But I'm not holding my breath that it will happen any time soon.


Thoughts On A Sunday

It's Easter and preparations leading up to it reached a fever pitch here in the Lakes Region. While we here at The Manse didn't have the chance to celebrate it together – Deb had to work, BeezleBub celebrated it with Horse Girl and her family, and I went to the WP Parents – it was still a great day.


I realized after reading the above that I have been remiss, making mention of Horse Girl but never having 'introduced' her.

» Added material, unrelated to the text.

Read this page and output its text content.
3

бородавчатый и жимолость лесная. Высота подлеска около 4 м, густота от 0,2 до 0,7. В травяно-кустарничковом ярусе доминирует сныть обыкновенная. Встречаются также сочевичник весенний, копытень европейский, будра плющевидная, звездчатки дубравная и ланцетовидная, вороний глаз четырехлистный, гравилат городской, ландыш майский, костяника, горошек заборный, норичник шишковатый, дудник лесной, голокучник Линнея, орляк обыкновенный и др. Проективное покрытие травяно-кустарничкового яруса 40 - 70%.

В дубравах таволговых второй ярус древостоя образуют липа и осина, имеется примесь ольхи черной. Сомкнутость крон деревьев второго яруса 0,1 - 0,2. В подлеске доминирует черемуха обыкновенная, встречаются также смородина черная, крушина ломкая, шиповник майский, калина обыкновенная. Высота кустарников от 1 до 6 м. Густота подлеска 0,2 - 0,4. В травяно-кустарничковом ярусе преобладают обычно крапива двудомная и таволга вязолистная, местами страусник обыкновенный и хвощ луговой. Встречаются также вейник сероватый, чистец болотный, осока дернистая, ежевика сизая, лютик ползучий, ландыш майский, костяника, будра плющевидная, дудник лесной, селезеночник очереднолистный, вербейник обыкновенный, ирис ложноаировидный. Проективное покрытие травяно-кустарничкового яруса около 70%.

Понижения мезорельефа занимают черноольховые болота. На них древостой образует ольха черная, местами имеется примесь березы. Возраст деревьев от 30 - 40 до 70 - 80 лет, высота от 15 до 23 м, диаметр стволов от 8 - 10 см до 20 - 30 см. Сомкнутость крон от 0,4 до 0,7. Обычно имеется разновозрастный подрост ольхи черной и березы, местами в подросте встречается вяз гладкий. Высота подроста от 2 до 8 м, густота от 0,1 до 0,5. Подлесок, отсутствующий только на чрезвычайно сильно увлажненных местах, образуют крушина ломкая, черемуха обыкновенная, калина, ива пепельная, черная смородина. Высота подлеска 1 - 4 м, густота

Horse Girl is BeezleBub's girlfriend. I assigned her sobriquet not because she has a horse face (she doesn't), but because she rides. She has her own horse. Another reason for her nickname? Because that's how some of BeezleBub's friends referred to her...well not specifically her but aimed at what she is.

“You're dating a horse girl? Oh, great! I'll bet she has horse stuff all over her bedroom!!”

She does, but that doesn't mean she isn't a great girl. Besides the youngest WP sister was a 'horse girl', and a pretty darned good rider at that, and she turned out OK...mostly.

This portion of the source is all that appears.